Un vento caldo

 


C’è quel vento caldo, quando la gran parte del giorno è trascorsa, che ti lambisce la pelle, lasciandoti solo le tracce del sale e che ti asciuga il sudore fuoriuscito dai pori, a bilanciare l’eccessiva temperatura corporea.

C’è quel vento caldo, che in un paradosso tutto estivo, ti fa sembrare il sole più sopportabile e trasporta profumi ed odori di un mediterraneo accogliente e di colline ancora verdissime, nonostante tutto. 

C’è quel vento caldo che sa di estate e ha il sapore della vacanza (o delle ferie, come ormai le chiamiamo da quando ci siamo fatti grandi) e di un tempo schizofrenico che rallenta e poi di colpo accelera, lasciandoti l'illusione di poterlo controllare.

Ti trovi a sognare. 

Nei panni di un altro, ma di un altro tu. 

Che avrebbe potuto. 

Che non c’è mai stato o forse che c’è, lì, come una parte del tutto.
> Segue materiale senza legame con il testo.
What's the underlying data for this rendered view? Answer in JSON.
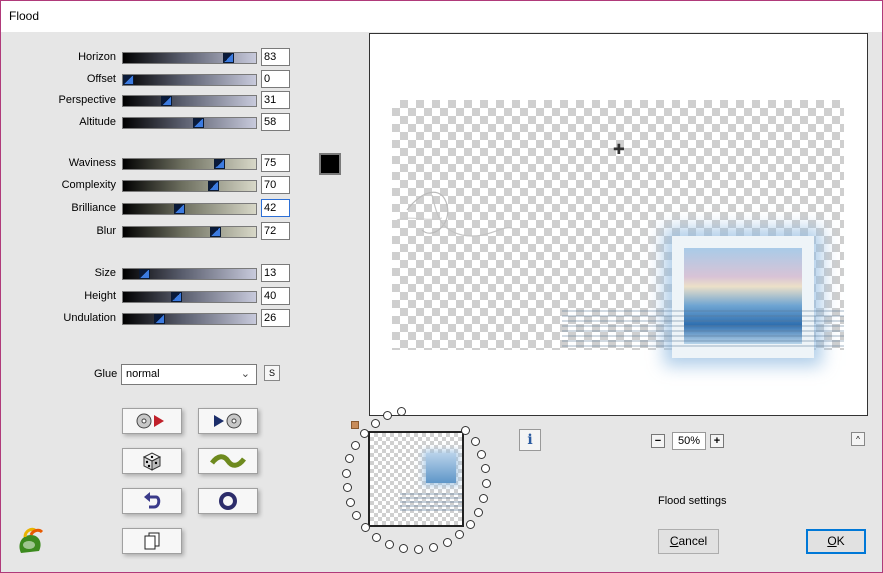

C’è quel vento caldo che ti rasserena e ti scioglie i nodi, nonostante questo dannato mondo impazzito, che non capisci. 

“Più” o “ancora” sono le estremità del pendolo che scandisce il perpetuo moto quotidiano.

C’è quel vento caldo foriero di piacere, che ti fa distogliere lo sguardo dall’orizzonte e chiudere gli occhi per un momento. 

Le immagini scorrono via veloci come una bobina senza controllo, con un fruscío in sottofondo. 

Dall’adolescenza alla pensione, passando per la prima sigaretta e per i moniti che accenni a due pupe che galoppano verso l’adolescenza. Ci aspettiamo sempre che il meglio debba ancora venire, noi inguaribili romantici, con contorni non necessariamente convenzionali, noti o sperati. 

Come in un realismo magico, auspichi che il quotidiano si misceli con il fantastico, pronto a dissimulare la sorpresa e ad accettarne le conseguenze con naturalezza. Le somme si tireranno prima o dopo, ma il tempo come questo sedimenta bene nel profondo del cuore.

Non torneranno più e, dunque, muteranno forma, condizioni, regole del gioco e modi di dimostrare affetto.

Non torneranno più, perché saranno sempre diversi e lo dovremo accettare. E lo sapremo accettare.

Non torneranno più, ma speriamo che tornino.


Fin dal momento in cui entrò nella stanza, Ursula si sentì sopraffatta dalla maturità di suo figlio, dalla sua aura di padronanza, dal bagliore di autorità che irradiava la sua pelle. Si meravigliò che fosse così bene informato. 

"Lei sa bene che sono indovino" scherzò lui. 

E aggiunse seriamente: "Questa mattina, quando mi stavano portando qui, ho avuto l'impressione di essere già passato per tutte queste cose". 

In realtà, mentre la folla tumultuava al suo passaggio, lui era assorto nei suoi pensieri, stupito di quanto era invecchiato in un anno il villaggio. I mandorli avevano le foglie rotte. Le case pitturate di azzurro, ripitturate di rosso e poi tornate a pitturare di azzurro, avevano finito per assumere una tinta indefinibile.

"Cosa ti aspettavi?" sospirò Ursula. "Il tempo passa."

"Così è" ammise Aureliano, "ma non tanto. "

In questo modo, la visita da tanto tempo attesa, per la quale ambedue avevano preparato le domande e perfino previsto le risposte, fu di nuovo la conversazione quotidiana di sempre.